I ended up sticking with it for a while, the cycle of my Arch installs would reach some sort of crescendo and then crash stop working because I fiddled around too much. I was still a newbie so I never stuck it out and fixed the issues, I would end up just reinstalling. I got tired of this but still wanted a distro that was minimal + sleek and bleeding edge. That's when I discovered Void Linux, my now 2nd favorite Linux distro. I stayed on Void for a long time, I really liked it. It uses Runit as it's init system which I thought was cool, had an okayish package manager (xpbs). Alas, I ended up going back to Arch because Arch is all those things but just better. The software availability is much better, the AUR is unbeatable. Plus the Arch wiki is the golden standard of documentation. I couldn't go back to Ubuntu, Debian, or even Fedora. One of the reasons why I've stayed on Linux is because I like being able to run software ahead of its update cycle. It gives me the ability as an ever-learning developer to gain insight on how software moves through its cycle and how issues are fixed over time. With all mainstream software the entities behind them are obviously much more concerned about having a fault tolerant product that is reliable for their target audience. With Arch however, there's always the newest or experimental versions. Also with many programs there are alternative packages or forks that I can pull and run myself right off the repos. To me this is the magic of Linux.
How I set up my system
I'm not a crazy minimalist "destroy all bloat" kind of user. I like having creature comforts and "cool" things on my computer even if it's just for pure aesthetic reasons. It's not bloat if you like and use it. However, I do end up taking the most minimal approach initially and slowly iterate upon that with utility in mind.
For instance, I use a window manager instead of a full blown desktop environment. The reason why I do is because once you become accustomed to using key bindings for desktop navigations it becomes a super fluid experience. Being able to dynamically tile windows to preset locations based on program type, or workflow is a really big game changer. Forget the "time saving" benefits just think about fluidity. Every time I'm on Windows and Mac I feel like I'm always fighting the UI on what I want it to do. The reason why is because the Windows and MacOS desktops were designed with a certain user in mind, and I'm not one of them. The average user doesn't think to themselves they wish they can split a text editor and 3 Chrome windows into perfect tiles by pressing SUPER+V SUPER + P + "Chrome" SUPER + H + SUPER + P "Chrome" when they will just click the icon and drag the windows.

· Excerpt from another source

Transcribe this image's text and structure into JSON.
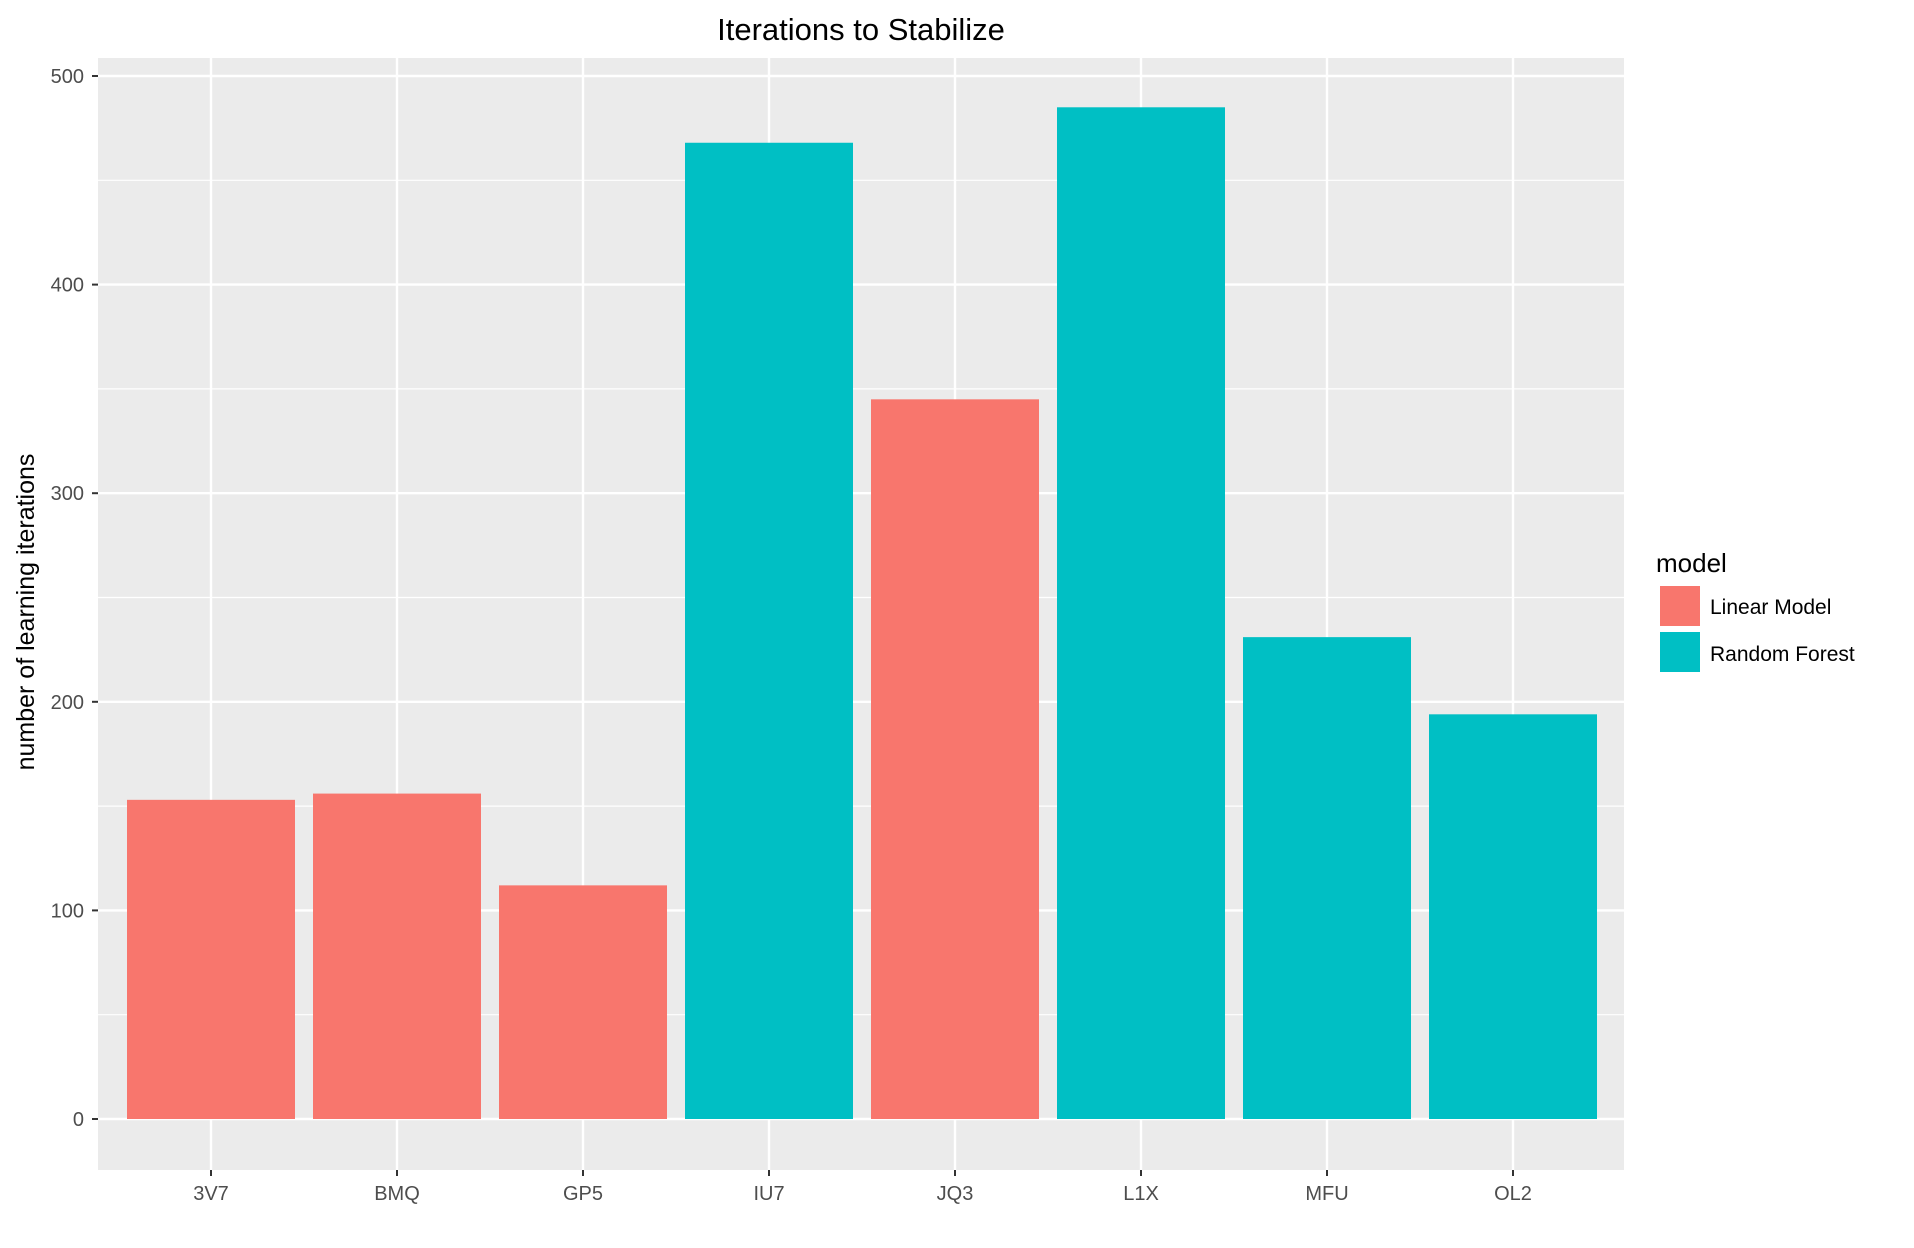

With this being said, I use dwm, or Dynamic Window Manager. Pretty old school of me, when there's so many more modern options for window managers, but I'm just used to it. I like suckless software, lots of cool forks and plugins and prewritten config.h's out there. When I first set up my system it was fun going through the configs and checking exactly what I wanted in my wm and building it from there. Plus when you use the full suckless suite, so like dwm + dmenu + slstatus + st, you get a really cool ecosystem where your imagination is the limit.
At a more top down level, not too crazy, I run the vanilla Arch Kernel, of course multi-lib repos enabled, and encrypted at rest at the hard drive level with Grub as my bootloader. Also, using Systemd as my init system.
Hardware passthrough
Probably my favorite thing on my computer is hardware passthrough virtualization. If you're not familiar with this, what this means is that when I start a virtual machine, let's say a Windows 10 vm, the vm "hijacks" the PCI connection for the GPU through VFIO and passes that along to virtual machine. Thus, allowing the Windows 10 vm to utilize the actual GPU as if it were the native OS on the drive. This is cool because if I'm on my Linux system I can just spin up the vm and play PC games on Windows as if it were my native OS. No need for Valve's proton or Wine layers. Pretty cool stuff.